Did you try Veganuary this year? Thinking about going vegan or incorporating more plant-based meals into your routine? Dr. Gemma Newman offers some handy tips.
With so many diets out there—low fat, high fat, low carb, high carb, vegan, paleo, keto—it can be overwhelming to figure out which ones are effective and how they compare. Veganuary has been gaining momentum each year, with numbers rising from 170,000 participants in 2018 to over 250,000 last year, and it’s likely even more popular now.
But what’s the deal with vegan diets? Are they really good for you? There’s a lot of mixed information about nutrition in the media, from food companies, and even some health professionals. However, no one can deny the health benefits of eating plenty of fruits and vegetables, focusing on whole, unprocessed foods, and minimizing processed meats, sugary treats, and white flour products.
Often, when unsure about what’s healthy, people stick to familiar eating habits and claim “everything in moderation.” But that’s a flawed approach. You wouldn’t tell a smoker to smoke in moderation, so why apply that logic to sugary drinks or processed meats? The World Health Organization classifies processed meats as a carcinogen, meaning they can cause cancer, so it’s wise to avoid them altogether.
Dr. David Katz, of the American College of Lifestyle Medicine, brought together top nutrition experts to form a consensus through the ‘True Health Initiative.’ They agreed that a diet rich in vegetables, fruits, beans, nuts, seeds, whole grains, and water is vital for good health. When comparing paleo and plant-based diets, they share more similarities with each other than with the standard Western diet.
Considering heart health, whole food plant-based diets are the only ones proven to reverse coronary artery blockages within weeks. This was highlighted in the Lifestyle Heart Trial and replicated in the Mount Abu Heart Trial. Given heart disease’s prevalence, a mostly plant-based diet should be the go-to choice until proven otherwise.

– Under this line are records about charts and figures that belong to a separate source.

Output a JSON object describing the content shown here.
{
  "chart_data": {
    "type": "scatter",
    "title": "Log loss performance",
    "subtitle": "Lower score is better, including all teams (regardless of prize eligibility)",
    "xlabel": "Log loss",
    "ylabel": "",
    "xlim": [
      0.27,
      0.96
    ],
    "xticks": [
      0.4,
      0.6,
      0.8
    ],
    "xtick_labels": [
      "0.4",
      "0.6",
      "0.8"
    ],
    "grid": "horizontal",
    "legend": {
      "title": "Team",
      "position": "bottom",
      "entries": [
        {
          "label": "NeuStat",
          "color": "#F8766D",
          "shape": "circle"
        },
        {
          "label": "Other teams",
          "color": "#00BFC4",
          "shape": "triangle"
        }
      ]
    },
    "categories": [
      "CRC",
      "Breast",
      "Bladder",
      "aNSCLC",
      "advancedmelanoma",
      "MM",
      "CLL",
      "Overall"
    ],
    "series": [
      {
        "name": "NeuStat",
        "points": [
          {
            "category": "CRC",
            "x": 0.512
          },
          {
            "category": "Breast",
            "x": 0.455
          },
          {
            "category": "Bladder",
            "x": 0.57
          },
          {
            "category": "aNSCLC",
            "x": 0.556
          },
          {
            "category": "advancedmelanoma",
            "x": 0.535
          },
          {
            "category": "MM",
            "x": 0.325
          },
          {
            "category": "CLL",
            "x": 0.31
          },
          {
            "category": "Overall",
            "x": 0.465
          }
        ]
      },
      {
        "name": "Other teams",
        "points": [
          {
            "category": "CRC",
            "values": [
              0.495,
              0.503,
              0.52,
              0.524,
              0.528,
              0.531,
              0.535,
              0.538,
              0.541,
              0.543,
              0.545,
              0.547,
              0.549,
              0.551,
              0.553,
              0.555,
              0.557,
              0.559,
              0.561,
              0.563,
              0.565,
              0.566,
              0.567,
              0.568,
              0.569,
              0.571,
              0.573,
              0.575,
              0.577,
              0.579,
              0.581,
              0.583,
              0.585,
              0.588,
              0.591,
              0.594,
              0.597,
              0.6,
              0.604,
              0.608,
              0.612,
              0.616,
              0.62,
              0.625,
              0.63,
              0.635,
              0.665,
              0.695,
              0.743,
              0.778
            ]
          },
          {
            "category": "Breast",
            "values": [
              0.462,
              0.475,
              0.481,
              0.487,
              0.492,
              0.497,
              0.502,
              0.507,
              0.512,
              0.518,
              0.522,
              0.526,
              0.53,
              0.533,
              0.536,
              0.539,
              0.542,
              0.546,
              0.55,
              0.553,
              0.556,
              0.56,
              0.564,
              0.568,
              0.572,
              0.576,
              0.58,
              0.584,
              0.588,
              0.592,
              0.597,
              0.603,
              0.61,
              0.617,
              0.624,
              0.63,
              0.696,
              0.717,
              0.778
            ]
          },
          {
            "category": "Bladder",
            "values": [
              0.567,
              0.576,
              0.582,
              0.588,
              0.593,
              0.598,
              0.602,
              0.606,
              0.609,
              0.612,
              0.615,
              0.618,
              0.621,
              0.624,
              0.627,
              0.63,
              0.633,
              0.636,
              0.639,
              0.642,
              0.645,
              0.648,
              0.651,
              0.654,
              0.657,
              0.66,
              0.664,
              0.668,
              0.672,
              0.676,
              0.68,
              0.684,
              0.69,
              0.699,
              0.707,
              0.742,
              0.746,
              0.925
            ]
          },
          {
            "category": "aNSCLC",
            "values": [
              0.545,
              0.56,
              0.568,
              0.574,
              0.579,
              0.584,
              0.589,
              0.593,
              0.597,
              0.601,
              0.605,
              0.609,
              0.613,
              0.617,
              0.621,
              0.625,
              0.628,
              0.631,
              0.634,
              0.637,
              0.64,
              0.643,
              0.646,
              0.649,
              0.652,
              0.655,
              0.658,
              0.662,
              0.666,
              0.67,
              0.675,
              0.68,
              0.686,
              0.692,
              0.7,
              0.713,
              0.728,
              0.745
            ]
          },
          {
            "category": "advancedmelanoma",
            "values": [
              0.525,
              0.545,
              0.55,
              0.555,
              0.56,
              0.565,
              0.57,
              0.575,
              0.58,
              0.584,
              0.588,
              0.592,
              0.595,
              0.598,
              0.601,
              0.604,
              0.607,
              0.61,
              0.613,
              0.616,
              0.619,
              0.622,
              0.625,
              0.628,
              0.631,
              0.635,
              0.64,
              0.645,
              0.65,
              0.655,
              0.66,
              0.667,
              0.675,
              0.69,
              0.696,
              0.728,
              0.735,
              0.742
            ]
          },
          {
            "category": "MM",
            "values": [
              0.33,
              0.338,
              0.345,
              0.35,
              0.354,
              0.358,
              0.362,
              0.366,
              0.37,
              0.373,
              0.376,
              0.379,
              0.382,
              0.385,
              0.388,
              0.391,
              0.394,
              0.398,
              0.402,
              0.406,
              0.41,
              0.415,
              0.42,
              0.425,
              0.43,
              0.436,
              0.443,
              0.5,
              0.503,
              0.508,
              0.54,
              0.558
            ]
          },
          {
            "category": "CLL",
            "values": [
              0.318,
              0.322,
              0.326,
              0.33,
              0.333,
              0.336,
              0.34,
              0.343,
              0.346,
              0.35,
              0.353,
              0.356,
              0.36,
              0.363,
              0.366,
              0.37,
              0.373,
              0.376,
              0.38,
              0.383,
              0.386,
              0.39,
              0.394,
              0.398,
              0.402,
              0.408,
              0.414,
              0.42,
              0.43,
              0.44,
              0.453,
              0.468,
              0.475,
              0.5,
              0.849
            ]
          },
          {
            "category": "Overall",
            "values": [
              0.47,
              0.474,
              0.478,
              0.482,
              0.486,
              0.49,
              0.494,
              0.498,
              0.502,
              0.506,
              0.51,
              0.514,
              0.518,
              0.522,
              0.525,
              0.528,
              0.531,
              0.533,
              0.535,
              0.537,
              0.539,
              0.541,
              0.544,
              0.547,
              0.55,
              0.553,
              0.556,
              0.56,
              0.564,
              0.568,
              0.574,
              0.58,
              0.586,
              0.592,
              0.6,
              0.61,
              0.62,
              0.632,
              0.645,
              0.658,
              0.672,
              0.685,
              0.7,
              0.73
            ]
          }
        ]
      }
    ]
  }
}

Switching from a Western diet to a plant-based one can seem daunting, but don’t worry—there are ways to make it easier. One approach is to start modifying your favorite meals, like turning a chicken curry into a chickpea curry or a beef Bolognese into a lentil version. Gradually incorporate more plant-based meals, starting with breakfast a few times a week, then lunch, until you have a variety of new favorite dishes.
Transitioning to a whole food plant-based diet may cause some initial gut adjustments due to changes in gut bacteria, but benefits usually begin in just a few weeks. Both the American and British Dietetic Associations agree that well-planned plant-based diets can support healthy living across all ages and help prevent diseases such as heart disease and cancer, the leading health threats in the Western world. They also reduce risks of chronic respiratory issues, allergies, and infections in children, promoting long-term health benefits.
The British Dietetic Association’s Blue Dot Campaign highlights the importance of providing plant-based diet advice for all, despite living in a world with nutrient-depleted soil and a Western diet that often lacks essential nutrients like magnesium, folate, and fiber. A well-planned plant-based diet is highly nutrient-dense, prioritizing foods rich in vitamins, minerals, fiber, and antioxidants.
If you’re going completely plant-based, you’ll need certain supplements since some nutrients are hard to get without animal products. Vitamin B12 is critical, with recommended doses higher than the minimal daily need to avoid deficiencies and support heart health. Deficiency can occur even among meat-eaters, especially those over 50, due to absorption issues. Vitamin D, omega-3s from algae, and potentially iron and iodine, are other supplements to consider for optimal health.
Dr. Gemma Newman, with 15 years of medical experience, has extensively researched plant-based diets, emphasizing their benefits for heart health and overall wellness. Transitioning to this diet may be one of the most proactive choices for maintaining good health and preventing life-threatening diseases.